Wer verhindern will, dass junge Menschen zur Zigarette greifen, muss sie überzeugen – nicht ausschließen. Aufklärung, Prävention, Unterstützung beim Aufhören, gesellschaftliche Vorbilder: Das sind die Waffen gegen das Rauchen, nicht Geburtsstichtage.
Generation unter Generalverdacht
Und noch etwas: Die Maßnahme stigmatisiert. Sie schafft eine Generation von „zu Schützenden“, von „Unmündigen“, denen man offenbar nicht zutraut, selbst kluge Entscheidungen zu treffen. Was für ein Misstrauensvotum gegenüber den Bürgern von morgen!
Der gesunde Mensch als Produkt staatlicher Kontrolle – ist das die Zukunft? Oder träumen wir hier von einer Gesellschaft, in der Freiheit und Verantwortung gleichberechtigt nebeneinanderstehen?
Ein ehrlicher Blick nach vorn
Der Gedanke, Tabak langfristig aus der Gesellschaft zu verbannen, ist mutig – vielleicht sogar notwendig. Aber nicht um den Preis der Freiheit.

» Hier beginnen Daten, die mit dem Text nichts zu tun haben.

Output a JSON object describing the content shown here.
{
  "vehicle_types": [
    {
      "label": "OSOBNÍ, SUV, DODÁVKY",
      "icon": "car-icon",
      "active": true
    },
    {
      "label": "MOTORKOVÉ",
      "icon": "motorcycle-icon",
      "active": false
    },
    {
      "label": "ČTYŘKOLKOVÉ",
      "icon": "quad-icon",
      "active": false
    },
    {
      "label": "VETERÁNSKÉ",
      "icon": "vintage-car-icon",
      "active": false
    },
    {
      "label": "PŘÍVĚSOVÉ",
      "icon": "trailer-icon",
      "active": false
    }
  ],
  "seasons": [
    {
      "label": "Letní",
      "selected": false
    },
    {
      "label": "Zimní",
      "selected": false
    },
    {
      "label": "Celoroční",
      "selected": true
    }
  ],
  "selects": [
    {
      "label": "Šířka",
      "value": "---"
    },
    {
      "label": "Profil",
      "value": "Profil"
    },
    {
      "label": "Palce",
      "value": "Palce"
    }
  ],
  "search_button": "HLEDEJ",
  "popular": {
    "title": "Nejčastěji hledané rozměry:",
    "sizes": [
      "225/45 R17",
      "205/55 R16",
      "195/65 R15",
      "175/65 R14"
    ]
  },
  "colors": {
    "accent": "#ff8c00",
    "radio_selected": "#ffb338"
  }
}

Ein Staat darf eingreifen. Er darf warnen, schützen, Grenzen setzen. Aber er darf nicht bevormunden, ausgrenzen oder ganze Generationen zu Objekten staatlicher Gesundheitsplanung degradieren. Wer mündige Bürger will, muss ihnen zutrauen, mündig zu handeln – auch wenn das Risiken einschließt.
Denn Gesundheit ist kein staatlich verordnetes Ideal. Sie ist ein Gut, das jeder für sich selbst verantwortet. Mit allen Konsequenzen.
Oder trauen wir der nächsten Generation etwa weniger zu als der heutigen?